In a two-stroke diesel engine, the piston completes four processes: intake, compression, expansion, and exhaust within one reciprocating stroke—that is, within one crankshaft rotation. This ventilation process generally takes no more than 130° to 150° of crank angle. A four-stroke diesel engine completes these four processes within two crankshaft rotations. The intake and exhaust processes each take a little more than one piston stroke, so the entire ventilation process takes approximately 400° to 450° of crank angle. Clearly, the ventilation time of a two-stroke diesel engine is much shorter than that of a four-stroke engine, and it is not as thorough as a four-stroke engine. Furthermore, for most of the ventilation time, the intake and exhaust processes of a two-stroke diesel engine occur within two separate strokes. Therefore, two-stroke diesel engines are prone to gas mixing, causing some fresh air to be expelled with the exhaust. Therefore, it's impossible for a two-stroke diesel engine to charge fresh air into the cylinders solely by atmospheric pressure during ventilation. To ensure fresh air can enter the cylinders at the end of exhaust, the intake pressure must be increased, using the pressure difference between the intake and cylinders to draw air into the cylinders. This necessitates a scavenging pump for two-stroke diesel engines. Modern two-stroke engines are equipped with exhaust gas turbines and blowers for starting and low-speed operation to supply fresh air for ventilation. Even so, the ventilation quality of a two-stroke engine is generally inferior to that of a four-stroke engine.

What components make up the valve train in a diesel engine? How does it operate?

Answer: To ensure the timely opening and closing of the intake and exhaust valves, and to coordinate their opening and closing timing with the crankshaft angle and the upward and downward movement of the piston, a valve train is typically driven by the crankshaft to promptly actuate the valves. This transmission mechanism generally consists of gears or chains, a camshaft, rollers, a push rod cylinder, rocker arms, and rocker arm seats. Some newer diesel engines also have a hydraulic push rod mechanism, such as the MC and RTA series large engines.

The operating principle is as follows:

The camshaft, driven by gears or chains, rotates synchronously with the crankshaft (a four-stroke engine rotates at half the crankshaft speed). The cam on the camshaft pushes the roller, causing the push rod to move upward, lifting one end of the rocker arm, causing it to swing around its rocker pin. The other end of the rocker arm presses downward on the exhaust valve, opening it. When the roller descends along the descending edge of the cam, the exhaust valve is lifted and closed by the force of the valve spring. Using a roller at the lower end of the push rod reduces wear between the push rod and the cam. An adjusting bolt is located at one end of the rocker arm, which adjusts the clearance between the valve cylinder and the rocker arm.

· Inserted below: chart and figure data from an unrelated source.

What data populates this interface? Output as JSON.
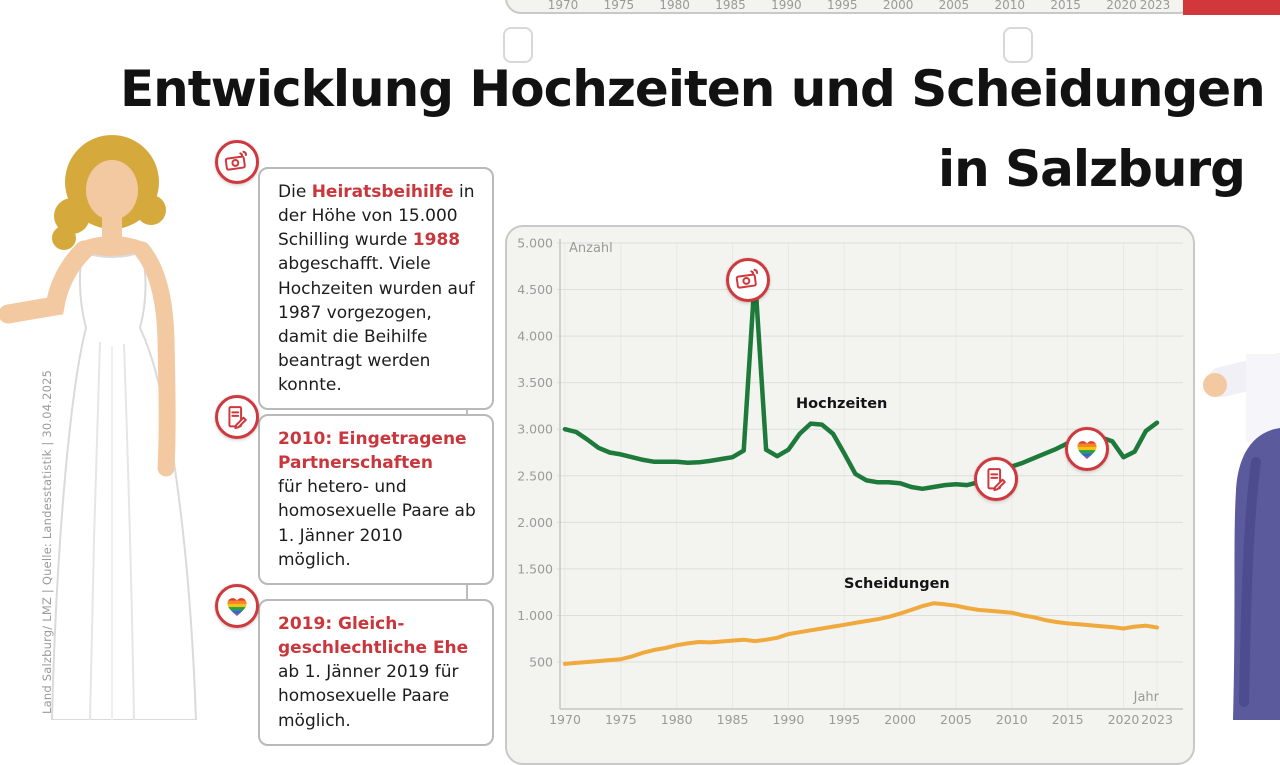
{
  "credit": "Land Salzburg/ LMZ | Quelle: Landesstatistik | 30.04.2025",
  "title": {
    "line1": "Entwicklung Hochzeiten und Scheidungen",
    "line2": "in Salzburg"
  },
  "logo": {
    "name": "Land Salzburg",
    "color": "#d2373b"
  },
  "colors": {
    "accent_red": "#cf383c",
    "hochzeiten_green": "#1e7a3a",
    "scheidungen_orange": "#f0a93c",
    "panel_bg": "#f3f3f0"
  },
  "callouts": [
    {
      "icon": "banknote-icon",
      "segments": [
        {
          "text": "Die ",
          "red": false
        },
        {
          "text": "Heiratsbeihilfe",
          "red": true
        },
        {
          "text": " in der Höhe von 15.000 Schilling wurde ",
          "red": false
        },
        {
          "text": "1988",
          "red": true
        },
        {
          "text": " abgeschafft. Viele Hochzeiten wurden auf 1987 vorgezogen, damit die Beihilfe beantragt werden konnte.",
          "red": false
        }
      ]
    },
    {
      "icon": "contract-icon",
      "heading": "2010: Eingetragene Partnerschaften",
      "body": "für hetero- und homosexuelle Paare ab 1. Jänner 2010 möglich."
    },
    {
      "icon": "rainbow-heart-icon",
      "heading": "2019: Gleich-geschlechtliche Ehe",
      "body": "ab 1. Jänner 2019 für homosexuelle Paare möglich."
    }
  ],
  "chart_data": {
    "type": "line",
    "title": "",
    "ylabel": "Anzahl",
    "xlabel": "Jahr",
    "ylim": [
      0,
      5000
    ],
    "xlim": [
      1970,
      2023
    ],
    "grid": true,
    "yticks": [
      500,
      1000,
      1500,
      2000,
      2500,
      3000,
      3500,
      4000,
      4500,
      5000
    ],
    "ytick_labels": [
      "500",
      "1.000",
      "1.500",
      "2.000",
      "2.500",
      "3.000",
      "3.500",
      "4.000",
      "4.500",
      "5.000"
    ],
    "xticks": [
      1970,
      1975,
      1980,
      1985,
      1990,
      1995,
      2000,
      2005,
      2010,
      2015,
      2020,
      2023
    ],
    "series": [
      {
        "name": "Hochzeiten",
        "color": "#1e7a3a",
        "x_from": 1970,
        "values": [
          3000,
          2970,
          2890,
          2800,
          2750,
          2730,
          2700,
          2670,
          2650,
          2650,
          2650,
          2640,
          2645,
          2660,
          2680,
          2700,
          2770,
          4650,
          2780,
          2710,
          2780,
          2950,
          3060,
          3050,
          2950,
          2740,
          2520,
          2450,
          2430,
          2430,
          2420,
          2380,
          2360,
          2380,
          2400,
          2410,
          2400,
          2430,
          2480,
          2530,
          2600,
          2640,
          2690,
          2740,
          2790,
          2850,
          2890,
          2905,
          2910,
          2870,
          2700,
          2760,
          2980,
          3070
        ]
      },
      {
        "name": "Scheidungen",
        "color": "#f0a93c",
        "x_from": 1970,
        "values": [
          480,
          490,
          500,
          510,
          520,
          530,
          560,
          600,
          630,
          650,
          680,
          700,
          715,
          710,
          720,
          730,
          740,
          725,
          740,
          760,
          800,
          820,
          840,
          860,
          880,
          900,
          920,
          940,
          960,
          985,
          1020,
          1060,
          1100,
          1130,
          1120,
          1105,
          1080,
          1060,
          1050,
          1040,
          1030,
          1000,
          980,
          950,
          930,
          915,
          905,
          895,
          885,
          875,
          860,
          880,
          890,
          870
        ]
      }
    ],
    "annotations": [
      {
        "icon": "banknote-icon",
        "year": 1986.4,
        "value": 4600
      },
      {
        "icon": "contract-icon",
        "year": 2008.6,
        "value": 2465
      },
      {
        "icon": "rainbow-heart-icon",
        "year": 2016.7,
        "value": 2790
      }
    ]
  }
}
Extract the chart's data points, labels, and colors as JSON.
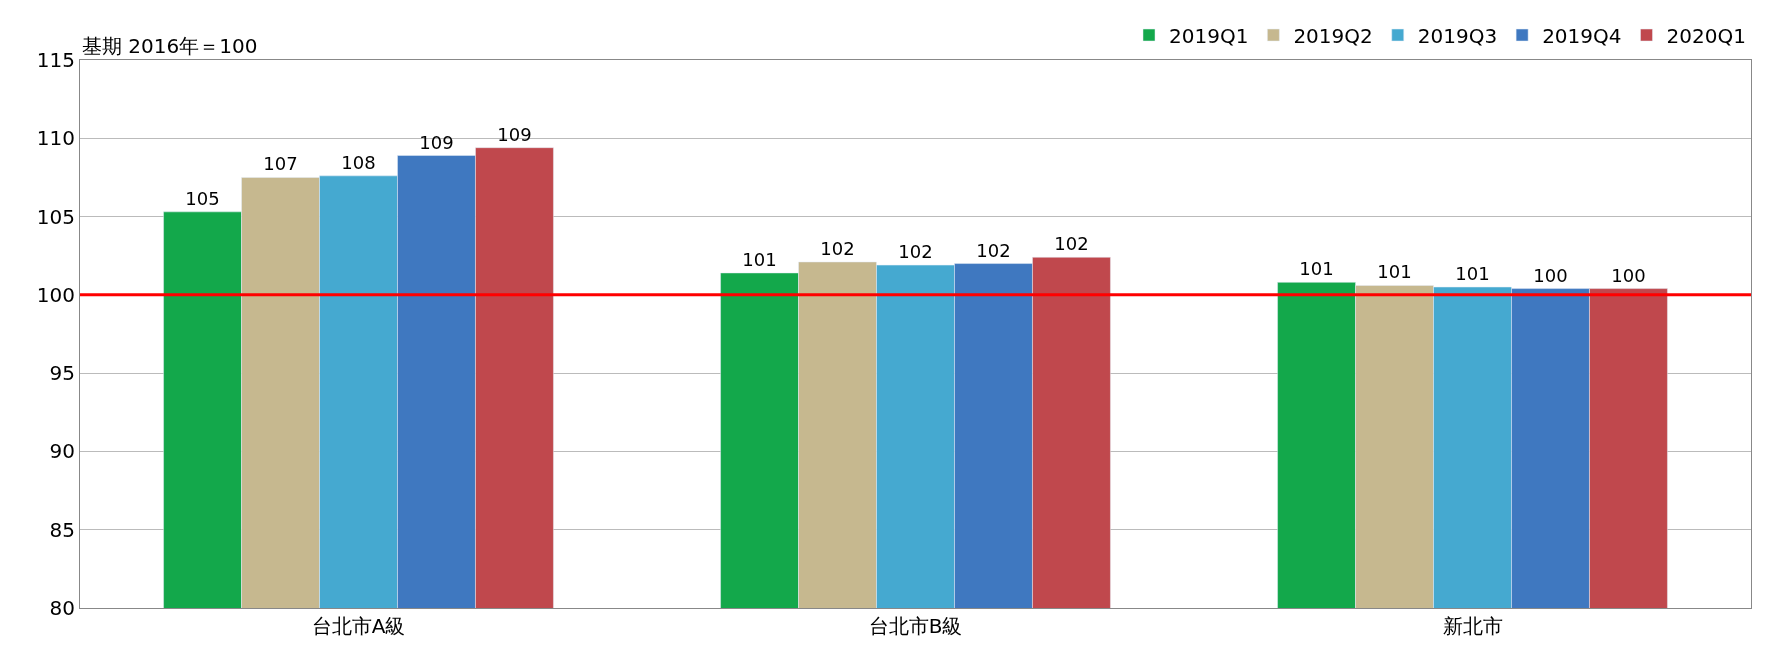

What types of camshaft transmission mechanisms are there? Why is the camshaft drive in large, low-speed diesel engines mostly chain-driven?

Answer: The transmission between the crankshaft and camshaft can be summarized as follows: gear drive, chain drive, and gear-chain drive.Gear drive is mostly used in small engines. Large diesel engines often use chain drive, but some also use a gear-chain drive, where the first stage is a chain drive and the second stage is a gear drive. For example, the original domestically produced 7DSZ75/160 diesel engine uses this type of cam drive mechanism.

The reason why chain drive is often used in the camshafts of large diesel engines is because of its following key features:

1. It allows for a compact transmission mechanism;

2. It has a simple structure;

3. It is not very sensitive to variations in axial parallelism and center distance.

Of course, chain drive also has disadvantages such as rapid wear, easy loosening, which can affect camshaft timing, and potential vibration. Therefore, chain drives are usually equipped with idler pulleys and tensioner pulleys to reduce chain vibration and adjust chain tension. Regardless of the form of transmission mechanism used, a certain speed ratio should be maintained between the camshaft and the crankshaft: in a four-stroke diesel engine, the camshaft speed is half the crankshaft speed; in a two-stroke engine, the crankshaft drives the camshaft at a speed ratio of 1:1.